Faro

Una escritura….

Estamos invitados a ubicar una cita en tanto faro.

Apareció cuando salí de la impotencia de buscar “la cita”, también, cuando divisé que la luz que emite el faro es intermitente, alterna entre el instante en que se enciende y todo lo ilumina y, el otro, en el que se apaga y solo se divisa la oscuridad, igual se avanza en las tinieblas a la espera del próximo destello.

Utilizo ese instante de lectura para arribar a la letra de Lacan, en las coordenadas del seminario El Sinthome, dice: “Yo inventé lo que se escribe como lo real. Naturalmente, a lo real no basta escribirlo real. Unos cuantos lo hicieron antes que yo. Pero yo escribo este real con la forma del nudo borromeo, que no es nudo sino cadena, que tiene ciertas propiedades. En la forma mínima en que tracé esta cadena, se necesitan por lo menos tres elementos. Lo real consiste en llamar a uno de estos tres real. (pag. 127)

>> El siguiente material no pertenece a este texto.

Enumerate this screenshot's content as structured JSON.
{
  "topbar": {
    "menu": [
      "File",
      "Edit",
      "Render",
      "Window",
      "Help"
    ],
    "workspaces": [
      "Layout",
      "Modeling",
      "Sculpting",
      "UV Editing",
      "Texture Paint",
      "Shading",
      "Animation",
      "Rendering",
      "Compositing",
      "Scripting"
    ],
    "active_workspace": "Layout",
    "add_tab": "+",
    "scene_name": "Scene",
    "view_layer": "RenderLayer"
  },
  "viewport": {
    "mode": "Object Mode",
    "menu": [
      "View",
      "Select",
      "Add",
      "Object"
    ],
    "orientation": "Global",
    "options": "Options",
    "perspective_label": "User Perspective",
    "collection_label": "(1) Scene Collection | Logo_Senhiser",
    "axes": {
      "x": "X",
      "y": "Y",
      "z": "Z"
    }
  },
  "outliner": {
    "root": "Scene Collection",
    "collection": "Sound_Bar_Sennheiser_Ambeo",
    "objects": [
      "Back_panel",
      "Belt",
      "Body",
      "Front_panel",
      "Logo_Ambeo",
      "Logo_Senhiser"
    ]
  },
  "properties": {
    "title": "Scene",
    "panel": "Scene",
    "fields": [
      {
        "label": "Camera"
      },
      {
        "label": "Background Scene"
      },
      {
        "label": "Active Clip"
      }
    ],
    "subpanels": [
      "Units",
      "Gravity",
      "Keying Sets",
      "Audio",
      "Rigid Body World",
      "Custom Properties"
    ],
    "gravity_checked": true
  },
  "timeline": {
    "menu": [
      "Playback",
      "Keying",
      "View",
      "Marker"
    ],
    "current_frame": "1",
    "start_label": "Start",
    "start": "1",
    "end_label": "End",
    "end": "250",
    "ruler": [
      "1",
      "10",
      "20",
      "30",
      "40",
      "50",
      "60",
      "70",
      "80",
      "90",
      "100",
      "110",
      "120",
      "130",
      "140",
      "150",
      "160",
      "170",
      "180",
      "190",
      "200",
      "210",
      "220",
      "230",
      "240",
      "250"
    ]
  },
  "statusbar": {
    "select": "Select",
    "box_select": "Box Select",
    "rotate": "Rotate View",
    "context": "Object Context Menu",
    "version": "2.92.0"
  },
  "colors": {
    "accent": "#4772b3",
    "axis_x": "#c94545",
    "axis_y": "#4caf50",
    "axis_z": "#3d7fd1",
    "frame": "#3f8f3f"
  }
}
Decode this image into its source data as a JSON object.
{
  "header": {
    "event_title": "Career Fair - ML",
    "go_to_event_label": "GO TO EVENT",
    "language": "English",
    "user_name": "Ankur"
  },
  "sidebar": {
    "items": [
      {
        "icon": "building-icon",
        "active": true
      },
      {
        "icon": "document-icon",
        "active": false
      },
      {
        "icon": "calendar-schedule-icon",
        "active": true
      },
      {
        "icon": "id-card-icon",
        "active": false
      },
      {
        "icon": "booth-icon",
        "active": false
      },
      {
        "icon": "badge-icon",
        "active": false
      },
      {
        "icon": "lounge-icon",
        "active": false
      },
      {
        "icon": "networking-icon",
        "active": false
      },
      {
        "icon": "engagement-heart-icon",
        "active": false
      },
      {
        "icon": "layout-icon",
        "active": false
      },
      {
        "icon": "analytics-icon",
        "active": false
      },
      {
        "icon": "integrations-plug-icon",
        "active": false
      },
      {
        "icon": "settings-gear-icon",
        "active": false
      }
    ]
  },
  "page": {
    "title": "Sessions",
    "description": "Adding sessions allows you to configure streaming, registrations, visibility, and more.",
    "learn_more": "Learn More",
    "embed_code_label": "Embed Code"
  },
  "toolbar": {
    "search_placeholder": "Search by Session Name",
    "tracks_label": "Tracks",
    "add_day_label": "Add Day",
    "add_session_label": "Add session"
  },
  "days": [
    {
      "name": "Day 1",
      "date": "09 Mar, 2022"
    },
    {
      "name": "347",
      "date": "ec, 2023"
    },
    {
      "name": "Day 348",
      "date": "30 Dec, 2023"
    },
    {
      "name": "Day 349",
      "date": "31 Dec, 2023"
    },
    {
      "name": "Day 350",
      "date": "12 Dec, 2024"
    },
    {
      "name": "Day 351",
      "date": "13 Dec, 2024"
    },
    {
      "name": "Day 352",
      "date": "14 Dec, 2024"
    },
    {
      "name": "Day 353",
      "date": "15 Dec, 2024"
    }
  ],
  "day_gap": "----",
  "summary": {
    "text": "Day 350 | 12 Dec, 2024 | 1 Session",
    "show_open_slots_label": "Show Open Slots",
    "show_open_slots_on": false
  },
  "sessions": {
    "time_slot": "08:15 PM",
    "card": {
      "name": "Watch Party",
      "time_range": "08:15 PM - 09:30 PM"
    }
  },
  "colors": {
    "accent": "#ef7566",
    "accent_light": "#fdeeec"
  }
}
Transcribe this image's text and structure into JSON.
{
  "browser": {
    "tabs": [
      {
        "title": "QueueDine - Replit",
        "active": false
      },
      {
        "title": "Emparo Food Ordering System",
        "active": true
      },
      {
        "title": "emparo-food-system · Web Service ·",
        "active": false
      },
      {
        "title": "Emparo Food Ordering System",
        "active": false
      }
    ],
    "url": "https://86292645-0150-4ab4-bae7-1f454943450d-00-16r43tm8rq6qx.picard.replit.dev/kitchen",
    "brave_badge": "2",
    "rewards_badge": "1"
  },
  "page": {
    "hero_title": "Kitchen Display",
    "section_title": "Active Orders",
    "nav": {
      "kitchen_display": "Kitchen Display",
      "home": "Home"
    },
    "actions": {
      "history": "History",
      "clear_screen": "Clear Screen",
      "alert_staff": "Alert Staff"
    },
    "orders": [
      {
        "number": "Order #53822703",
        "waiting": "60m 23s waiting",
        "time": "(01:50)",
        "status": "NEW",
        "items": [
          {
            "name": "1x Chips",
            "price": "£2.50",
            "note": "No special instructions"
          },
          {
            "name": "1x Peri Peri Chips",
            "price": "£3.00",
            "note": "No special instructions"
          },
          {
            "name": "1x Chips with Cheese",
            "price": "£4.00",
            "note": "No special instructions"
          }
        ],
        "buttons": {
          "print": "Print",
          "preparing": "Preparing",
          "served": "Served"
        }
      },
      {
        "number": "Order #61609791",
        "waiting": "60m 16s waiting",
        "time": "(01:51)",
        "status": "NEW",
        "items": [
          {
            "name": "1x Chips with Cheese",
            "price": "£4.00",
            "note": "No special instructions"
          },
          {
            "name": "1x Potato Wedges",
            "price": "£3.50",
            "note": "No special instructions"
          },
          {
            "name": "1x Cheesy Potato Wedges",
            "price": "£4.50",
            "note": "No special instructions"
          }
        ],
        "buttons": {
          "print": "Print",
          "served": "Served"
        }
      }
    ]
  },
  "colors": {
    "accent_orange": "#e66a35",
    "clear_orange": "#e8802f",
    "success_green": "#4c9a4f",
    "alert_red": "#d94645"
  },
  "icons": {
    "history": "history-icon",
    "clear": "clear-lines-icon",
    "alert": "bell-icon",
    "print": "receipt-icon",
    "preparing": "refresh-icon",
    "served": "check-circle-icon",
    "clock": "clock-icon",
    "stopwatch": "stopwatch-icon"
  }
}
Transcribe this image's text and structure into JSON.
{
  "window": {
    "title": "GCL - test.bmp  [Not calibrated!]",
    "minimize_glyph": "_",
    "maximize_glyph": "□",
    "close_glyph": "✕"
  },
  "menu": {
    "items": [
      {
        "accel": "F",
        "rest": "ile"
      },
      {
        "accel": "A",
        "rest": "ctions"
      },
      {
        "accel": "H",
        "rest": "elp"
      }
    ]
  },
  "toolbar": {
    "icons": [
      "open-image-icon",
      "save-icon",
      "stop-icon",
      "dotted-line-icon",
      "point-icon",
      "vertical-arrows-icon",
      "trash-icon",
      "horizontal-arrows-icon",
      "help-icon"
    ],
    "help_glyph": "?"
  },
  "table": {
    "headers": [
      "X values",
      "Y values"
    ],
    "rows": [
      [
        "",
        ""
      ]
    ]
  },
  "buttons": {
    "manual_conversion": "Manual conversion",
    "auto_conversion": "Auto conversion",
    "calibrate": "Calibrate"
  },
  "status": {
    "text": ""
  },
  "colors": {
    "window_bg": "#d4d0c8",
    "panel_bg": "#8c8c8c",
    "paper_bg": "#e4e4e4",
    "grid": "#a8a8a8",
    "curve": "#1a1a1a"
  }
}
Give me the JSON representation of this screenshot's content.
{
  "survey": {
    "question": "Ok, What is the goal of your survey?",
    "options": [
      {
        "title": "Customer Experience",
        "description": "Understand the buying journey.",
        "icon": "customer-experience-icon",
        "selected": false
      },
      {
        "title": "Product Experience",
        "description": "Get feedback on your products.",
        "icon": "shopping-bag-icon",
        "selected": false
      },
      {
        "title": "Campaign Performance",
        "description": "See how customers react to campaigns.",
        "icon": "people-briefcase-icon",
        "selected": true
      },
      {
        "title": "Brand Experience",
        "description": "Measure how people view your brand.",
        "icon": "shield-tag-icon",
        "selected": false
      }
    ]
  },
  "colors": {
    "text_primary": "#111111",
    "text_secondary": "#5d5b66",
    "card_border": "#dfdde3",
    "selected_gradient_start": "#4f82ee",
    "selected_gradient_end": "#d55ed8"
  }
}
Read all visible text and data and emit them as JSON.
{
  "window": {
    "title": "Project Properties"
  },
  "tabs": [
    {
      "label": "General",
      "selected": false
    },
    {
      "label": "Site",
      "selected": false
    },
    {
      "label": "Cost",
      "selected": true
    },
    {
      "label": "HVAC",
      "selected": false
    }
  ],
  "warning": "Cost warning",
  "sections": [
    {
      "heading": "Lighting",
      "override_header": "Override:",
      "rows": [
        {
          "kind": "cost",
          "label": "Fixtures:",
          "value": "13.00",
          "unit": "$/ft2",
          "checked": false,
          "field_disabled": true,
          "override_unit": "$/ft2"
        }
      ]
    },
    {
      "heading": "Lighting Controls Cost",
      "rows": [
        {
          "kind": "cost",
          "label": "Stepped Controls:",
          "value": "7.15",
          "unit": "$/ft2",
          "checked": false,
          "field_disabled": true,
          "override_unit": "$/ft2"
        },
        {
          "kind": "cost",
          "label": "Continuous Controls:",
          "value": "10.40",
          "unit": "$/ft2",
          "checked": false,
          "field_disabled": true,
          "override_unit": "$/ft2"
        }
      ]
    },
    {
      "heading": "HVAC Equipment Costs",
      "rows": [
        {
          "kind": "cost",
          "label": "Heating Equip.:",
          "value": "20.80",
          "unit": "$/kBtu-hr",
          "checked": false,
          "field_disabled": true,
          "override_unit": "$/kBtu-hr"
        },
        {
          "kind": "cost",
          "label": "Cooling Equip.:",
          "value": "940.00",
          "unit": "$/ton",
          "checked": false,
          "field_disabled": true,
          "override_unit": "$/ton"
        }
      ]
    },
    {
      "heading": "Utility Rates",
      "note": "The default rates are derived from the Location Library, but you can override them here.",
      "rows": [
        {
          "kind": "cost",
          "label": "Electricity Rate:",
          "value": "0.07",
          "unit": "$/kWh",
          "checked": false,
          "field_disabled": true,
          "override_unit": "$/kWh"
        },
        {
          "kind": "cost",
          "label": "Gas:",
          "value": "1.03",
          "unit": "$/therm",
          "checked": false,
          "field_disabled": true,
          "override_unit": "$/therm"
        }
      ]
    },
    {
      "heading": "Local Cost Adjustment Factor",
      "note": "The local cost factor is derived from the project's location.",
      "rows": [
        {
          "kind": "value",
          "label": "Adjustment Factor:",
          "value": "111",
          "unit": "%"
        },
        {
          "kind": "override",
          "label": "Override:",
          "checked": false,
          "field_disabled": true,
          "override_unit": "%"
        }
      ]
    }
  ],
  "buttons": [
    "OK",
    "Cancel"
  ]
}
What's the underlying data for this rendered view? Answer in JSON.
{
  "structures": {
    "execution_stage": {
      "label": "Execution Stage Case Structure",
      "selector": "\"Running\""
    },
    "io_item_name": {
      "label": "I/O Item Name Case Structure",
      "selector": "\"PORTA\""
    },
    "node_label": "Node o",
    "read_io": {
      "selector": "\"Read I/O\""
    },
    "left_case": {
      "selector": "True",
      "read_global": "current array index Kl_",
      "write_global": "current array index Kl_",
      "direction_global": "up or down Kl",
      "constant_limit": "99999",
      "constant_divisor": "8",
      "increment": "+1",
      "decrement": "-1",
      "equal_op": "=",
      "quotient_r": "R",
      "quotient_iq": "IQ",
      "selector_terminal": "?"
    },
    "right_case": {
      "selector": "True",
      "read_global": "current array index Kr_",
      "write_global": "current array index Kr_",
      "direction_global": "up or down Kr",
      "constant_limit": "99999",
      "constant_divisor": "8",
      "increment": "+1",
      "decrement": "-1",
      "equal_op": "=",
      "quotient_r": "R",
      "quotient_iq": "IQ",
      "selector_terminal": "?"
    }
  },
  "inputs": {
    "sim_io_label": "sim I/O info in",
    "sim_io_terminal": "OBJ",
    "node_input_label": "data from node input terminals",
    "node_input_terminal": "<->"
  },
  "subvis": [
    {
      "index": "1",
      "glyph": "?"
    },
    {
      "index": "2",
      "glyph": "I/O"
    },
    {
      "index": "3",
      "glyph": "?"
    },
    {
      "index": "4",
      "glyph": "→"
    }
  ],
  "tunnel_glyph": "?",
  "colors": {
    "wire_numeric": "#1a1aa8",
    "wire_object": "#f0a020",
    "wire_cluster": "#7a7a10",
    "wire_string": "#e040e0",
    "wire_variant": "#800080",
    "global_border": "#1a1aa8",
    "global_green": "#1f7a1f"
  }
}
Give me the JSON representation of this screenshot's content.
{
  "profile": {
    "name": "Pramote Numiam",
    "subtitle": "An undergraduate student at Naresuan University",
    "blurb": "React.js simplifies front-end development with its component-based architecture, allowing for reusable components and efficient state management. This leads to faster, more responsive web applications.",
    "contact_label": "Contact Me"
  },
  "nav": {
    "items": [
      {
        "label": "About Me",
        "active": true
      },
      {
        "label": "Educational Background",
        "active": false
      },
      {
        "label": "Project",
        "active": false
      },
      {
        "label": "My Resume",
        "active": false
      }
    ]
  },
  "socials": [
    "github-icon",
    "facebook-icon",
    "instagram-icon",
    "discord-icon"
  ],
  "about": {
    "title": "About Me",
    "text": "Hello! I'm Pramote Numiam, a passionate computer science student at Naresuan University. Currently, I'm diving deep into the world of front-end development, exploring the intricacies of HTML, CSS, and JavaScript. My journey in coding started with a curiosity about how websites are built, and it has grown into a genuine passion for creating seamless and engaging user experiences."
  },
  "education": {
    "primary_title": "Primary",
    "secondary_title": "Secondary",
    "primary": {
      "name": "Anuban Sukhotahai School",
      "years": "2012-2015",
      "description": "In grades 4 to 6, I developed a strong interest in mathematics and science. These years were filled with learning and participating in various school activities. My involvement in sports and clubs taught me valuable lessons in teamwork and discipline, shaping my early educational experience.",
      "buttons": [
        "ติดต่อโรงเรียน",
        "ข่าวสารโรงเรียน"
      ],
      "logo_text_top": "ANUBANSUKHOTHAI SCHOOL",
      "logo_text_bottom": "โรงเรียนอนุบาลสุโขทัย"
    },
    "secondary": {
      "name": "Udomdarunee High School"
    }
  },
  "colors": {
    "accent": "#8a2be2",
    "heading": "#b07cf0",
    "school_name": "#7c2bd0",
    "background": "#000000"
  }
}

Salteo algunos párrafos para continuar en el rumbo que ubico como el desafío de una escritura de lo real bajo la forma topológica que ofrece el nudo borromeo. Una escritura que produciría un efecto de anudamiento, y que requiere de cierto forzamiento.

Seguimos, bajo estas coordenadas, en la otra página: “Ya sea que estemos acostados o de pie, el efecto de cadena que se obtiene por la escritura no se piensa fácilmente…Se trata exactamente de eso cuyo testimonio les he ofrecido yo mismo miles de veces, en los errores, en fin, los lapsus de escritura que tuve ante ustedes intentando una escritura que simbolice esta cadena. Considero que haber anunciado, mediante una escritura, lo real en cuestión tiene el valor de lo que se llama generalmente un traumatismo. No es que haya sido mi objetivo traumatizar a alguien, sobre todo a mis oyentes, con quienes no tengo ninguna razón para estar resentido hasta el punto de causarles un traumatismo. Digamos que es el forzamiento de una nueva escritura, que tiene lo que es preciso llamar por metáfora un alcance simbólico, y también el forzamiento de un nuevo tipo de idea, si puedo decir así, una idea que florece espontáneamente por el solo efecto de lo que produce sentido, es decir, lo imaginario.” Pg. 128-129)

Tomo a esta escritura enunciada en éstos término por Lacan, como una apuesta, un rumbo a tomar. Advertidos y orientados respecto de que se trata de un forzamiento, con visos de trauma. No sin efectos de anudamiento, efectos de cadena.

Así el faro no se conforma como un destino, solo orienta con sus destellos y, entonces, no nos encandilamos.